Bringing innovators together

Samsung started 2018 with intention to be an artificial intelligence leader by organizing the Artificial Intelligence (AI) Summit and brought together 300 university students, technical experts and leading academics to explore ways to accelerate AI research and to develop the best commercial applications of AI.

Samsung has Dr. Larry Heck, world-renowned AI and voice recognition leader, on their AI research team. At the summit, Dr. Heck emphasized the need for collaboration within the AI industry so that there would be a higher level of confidence and adoption by consumers and to allow AI to flourish. Samsung announced plans to host more AI-related events as well as the creation of a new AI Research Center dedicated to AI research and development.
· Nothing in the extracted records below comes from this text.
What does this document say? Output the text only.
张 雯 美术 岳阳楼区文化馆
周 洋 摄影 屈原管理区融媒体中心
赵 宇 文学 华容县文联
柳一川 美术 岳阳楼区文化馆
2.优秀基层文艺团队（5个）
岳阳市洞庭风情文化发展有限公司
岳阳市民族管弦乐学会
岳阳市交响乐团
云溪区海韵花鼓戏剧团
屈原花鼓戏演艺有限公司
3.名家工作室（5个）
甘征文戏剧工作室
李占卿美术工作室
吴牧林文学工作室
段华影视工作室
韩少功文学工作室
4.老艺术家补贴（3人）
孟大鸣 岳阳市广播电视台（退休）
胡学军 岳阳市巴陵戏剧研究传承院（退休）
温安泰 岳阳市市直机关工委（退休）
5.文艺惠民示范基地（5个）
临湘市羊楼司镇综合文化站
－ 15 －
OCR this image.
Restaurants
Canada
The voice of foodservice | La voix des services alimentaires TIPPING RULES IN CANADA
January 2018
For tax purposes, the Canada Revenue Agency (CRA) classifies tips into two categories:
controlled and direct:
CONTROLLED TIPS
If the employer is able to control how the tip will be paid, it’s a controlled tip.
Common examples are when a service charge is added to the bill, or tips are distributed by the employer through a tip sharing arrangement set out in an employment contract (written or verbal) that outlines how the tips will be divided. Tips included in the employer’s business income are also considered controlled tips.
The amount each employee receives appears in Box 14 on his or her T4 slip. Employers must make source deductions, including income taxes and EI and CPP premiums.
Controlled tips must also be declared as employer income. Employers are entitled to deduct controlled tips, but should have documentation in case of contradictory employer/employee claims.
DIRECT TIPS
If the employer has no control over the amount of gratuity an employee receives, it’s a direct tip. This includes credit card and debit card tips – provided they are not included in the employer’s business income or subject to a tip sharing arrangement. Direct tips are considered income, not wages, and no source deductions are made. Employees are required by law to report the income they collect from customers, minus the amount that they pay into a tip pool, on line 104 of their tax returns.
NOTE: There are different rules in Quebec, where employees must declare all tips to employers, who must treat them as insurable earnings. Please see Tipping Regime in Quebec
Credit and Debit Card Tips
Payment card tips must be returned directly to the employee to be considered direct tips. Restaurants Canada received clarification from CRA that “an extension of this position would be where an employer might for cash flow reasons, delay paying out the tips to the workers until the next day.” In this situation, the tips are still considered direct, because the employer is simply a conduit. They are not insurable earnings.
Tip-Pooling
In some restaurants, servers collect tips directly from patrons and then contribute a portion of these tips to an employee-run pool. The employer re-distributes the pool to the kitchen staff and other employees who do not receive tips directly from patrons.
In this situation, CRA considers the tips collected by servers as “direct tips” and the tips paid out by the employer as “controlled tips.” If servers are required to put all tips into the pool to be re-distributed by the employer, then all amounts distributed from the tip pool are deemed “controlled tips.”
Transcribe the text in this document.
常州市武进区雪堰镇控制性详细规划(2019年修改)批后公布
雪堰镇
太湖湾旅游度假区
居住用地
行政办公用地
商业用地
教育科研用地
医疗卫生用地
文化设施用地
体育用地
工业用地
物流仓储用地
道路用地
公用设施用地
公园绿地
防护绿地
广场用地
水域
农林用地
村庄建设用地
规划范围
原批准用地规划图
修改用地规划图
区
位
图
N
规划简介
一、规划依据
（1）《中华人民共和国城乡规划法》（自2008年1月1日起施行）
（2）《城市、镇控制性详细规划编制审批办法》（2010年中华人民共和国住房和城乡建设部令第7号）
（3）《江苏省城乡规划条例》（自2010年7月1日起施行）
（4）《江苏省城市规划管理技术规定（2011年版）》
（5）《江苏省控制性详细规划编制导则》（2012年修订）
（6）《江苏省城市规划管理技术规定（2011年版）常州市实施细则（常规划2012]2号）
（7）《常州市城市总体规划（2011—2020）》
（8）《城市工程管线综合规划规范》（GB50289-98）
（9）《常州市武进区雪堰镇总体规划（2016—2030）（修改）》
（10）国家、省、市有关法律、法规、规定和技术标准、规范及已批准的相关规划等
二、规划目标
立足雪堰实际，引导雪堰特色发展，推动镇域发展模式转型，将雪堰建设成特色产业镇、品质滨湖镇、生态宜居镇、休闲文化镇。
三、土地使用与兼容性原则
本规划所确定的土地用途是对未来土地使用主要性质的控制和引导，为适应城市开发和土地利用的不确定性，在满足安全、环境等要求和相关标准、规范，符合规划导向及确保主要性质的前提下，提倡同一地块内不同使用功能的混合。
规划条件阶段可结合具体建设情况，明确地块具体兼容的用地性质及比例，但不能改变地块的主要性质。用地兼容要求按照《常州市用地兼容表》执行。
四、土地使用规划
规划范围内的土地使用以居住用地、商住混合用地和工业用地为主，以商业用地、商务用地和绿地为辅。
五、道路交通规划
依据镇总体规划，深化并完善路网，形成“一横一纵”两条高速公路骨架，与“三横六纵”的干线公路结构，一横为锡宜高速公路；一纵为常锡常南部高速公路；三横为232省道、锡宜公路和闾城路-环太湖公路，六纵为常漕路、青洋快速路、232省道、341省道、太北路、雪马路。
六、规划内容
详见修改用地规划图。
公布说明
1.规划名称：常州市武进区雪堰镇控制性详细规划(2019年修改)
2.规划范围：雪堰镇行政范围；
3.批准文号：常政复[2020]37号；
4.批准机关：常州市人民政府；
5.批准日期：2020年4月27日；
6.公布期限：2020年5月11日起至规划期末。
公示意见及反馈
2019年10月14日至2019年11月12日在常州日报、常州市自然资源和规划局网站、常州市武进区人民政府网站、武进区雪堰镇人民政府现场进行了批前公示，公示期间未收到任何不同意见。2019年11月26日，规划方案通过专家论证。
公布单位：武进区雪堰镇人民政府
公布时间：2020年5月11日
The research center will bolster Samsung’s expertise in artificial intelligence.

Bixby: Samsung’s AI Assistant

Bixby, Samsung’s artificial intelligence system designed to make device interaction easier, debuted with the Samsung Galaxy S8. The latest version, 2.0, is a “fundamental leap forward for digital assistants.” Bixby 2.0 allows the AI system to be available on all devices including TVs, refrigerators, washers, smartphones and other connected devices. It’s also open to developers so that it will be more likely to integrate with other products and services.

Bixby is contextually aware and understands natural language to help users interact with increasingly complex devices. Samsung plans to introduce a Bixby speaker to compete with Google Home and Amazon Alexa.